Dünkü yaşananlar hala aklımdan çıkmazken derin bi nefes almıştım. Tüm gece boyunca gözümü her kapadığım vakit sanki aynı olaylar tekrarlanıyormuş gibi bağırarak uyanıyordum. Gördüğüm şey normal değildi. Jungkook resmen gözlerimin önünde birinin boğazını kesmişti. Adamın önünde olduğu için tam göremesem de yere dökülen kandan anlamıştım. Işte o an tam olarak beynim herseyi kabullenmişti. Burdan ciddi ciddi çıkış yoktu...
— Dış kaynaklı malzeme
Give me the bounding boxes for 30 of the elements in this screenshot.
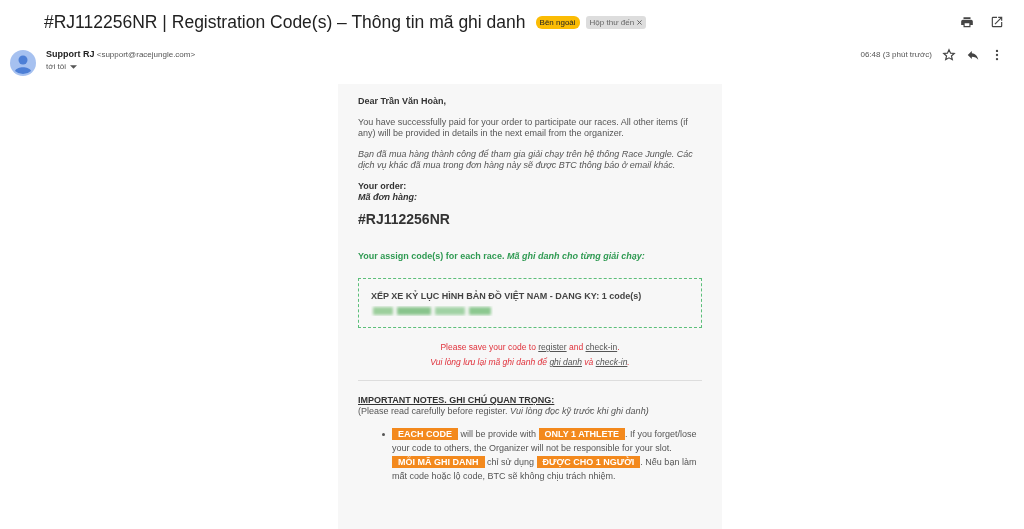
sender-email: <support@racejungle.com> xyxy=(96,50,196,59)
email-subject: #RJ112256NR | Registration Code(s) – Thông tin mã ghi danh xyxy=(44,11,526,33)
greeting-text: Dear Trần Văn Hoàn, xyxy=(358,96,448,107)
save-notice: Please save your code to register and check-in. xyxy=(439,341,621,354)
note-paragraph: EACH CODE will be provide with ONLY 1 ATHLETE . If you forget/lose your code to others, the Organizer will not be responsible for your slot. MỖI MÃ GHI DANH chỉ sử dụng ĐƯỢC CHO 1 NGƯỜI . Nếu bạn làm mất code hoặc lộ code, BTC sẽ không chịu trách nhiệm. xyxy=(392,427,698,483)
dropdown-icon[interactable] xyxy=(69,65,77,69)
reply-icon[interactable] xyxy=(966,48,980,62)
save-notice: Vui lòng lưu lại mã ghi danh để ghi danh và check-in. xyxy=(429,356,631,369)
label-chip[interactable]: Bên ngoài xyxy=(535,15,580,29)
notes-subtitle: (Please read carefully before register. Vui lòng đọc kỹ trước khi ghi danh) xyxy=(358,406,650,417)
star-icon[interactable] xyxy=(942,48,956,62)
intro-paragraph: You have successfully paid for your order to participate our races. All other items (if any) will be provided in details in the next email from the organizer. xyxy=(358,117,689,139)
order-label: Mã đơn hàng: xyxy=(358,192,419,203)
race-title: XẾP XE KỶ LỤC HÌNH BẢN ĐỒ VIỆT NAM - DANG KY: 1 code(s) xyxy=(371,291,643,302)
open-in-new-icon[interactable] xyxy=(990,15,1004,29)
recipient-text: tới tôi xyxy=(46,61,66,73)
link[interactable]: ghi danh xyxy=(549,357,582,367)
avatar-icon xyxy=(10,50,36,76)
print-icon[interactable] xyxy=(960,15,974,29)
intro-paragraph: Bạn đã mua hàng thành công để tham gia giải chạy trên hệ thống Race Jungle. Các dịch vụ khác đã mua trong đơn hàng này sẽ được BTC thông báo ở email khác. xyxy=(358,149,694,171)
label-chip[interactable]: Hộp thư đến xyxy=(585,15,647,29)
assign-heading: Your assign code(s) for each race. Mã ghi danh cho từng giải chạy: xyxy=(358,251,646,262)
order-label: Your order: xyxy=(358,181,408,192)
bullet-icon xyxy=(382,433,385,436)
sender-name: Support RJ xyxy=(46,49,95,59)
link[interactable]: register xyxy=(538,342,567,352)
close-icon[interactable] xyxy=(637,19,643,25)
time-text: 06:48 (3 phút trước) xyxy=(860,50,932,59)
order-code: #RJ112256NR xyxy=(358,214,451,225)
notes-heading: IMPORTANT NOTES. GHI CHÚ QUAN TRỌNG: xyxy=(358,395,556,406)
Kapının yavaşça açılma sesiyle başımı  sesin geldiği yöne çevirmiştim. Deri ceketi siyah tişörtü kırık siyah pantolonu simsiyah,yazılı şapkasıyla Jungkook yine tüm asaletiyle kapıdan görünmüştü. Adam yürüyen tufan kasırga fırtına artık adını ne koyarsanız ondandı işte. Insan onu bir kere gördü mü dönüp bir daha bakardı. Gözleri dudakları kaşları burnu katta yüzünde birer eser gibi duran benleri özenle çizilmiş gibiydi. Baktıkça bakasım gelirken dünkü gördüklerim aklıma dolunca saniyesine gözümü yağmurun çarptığı pencereye çevirmiştim.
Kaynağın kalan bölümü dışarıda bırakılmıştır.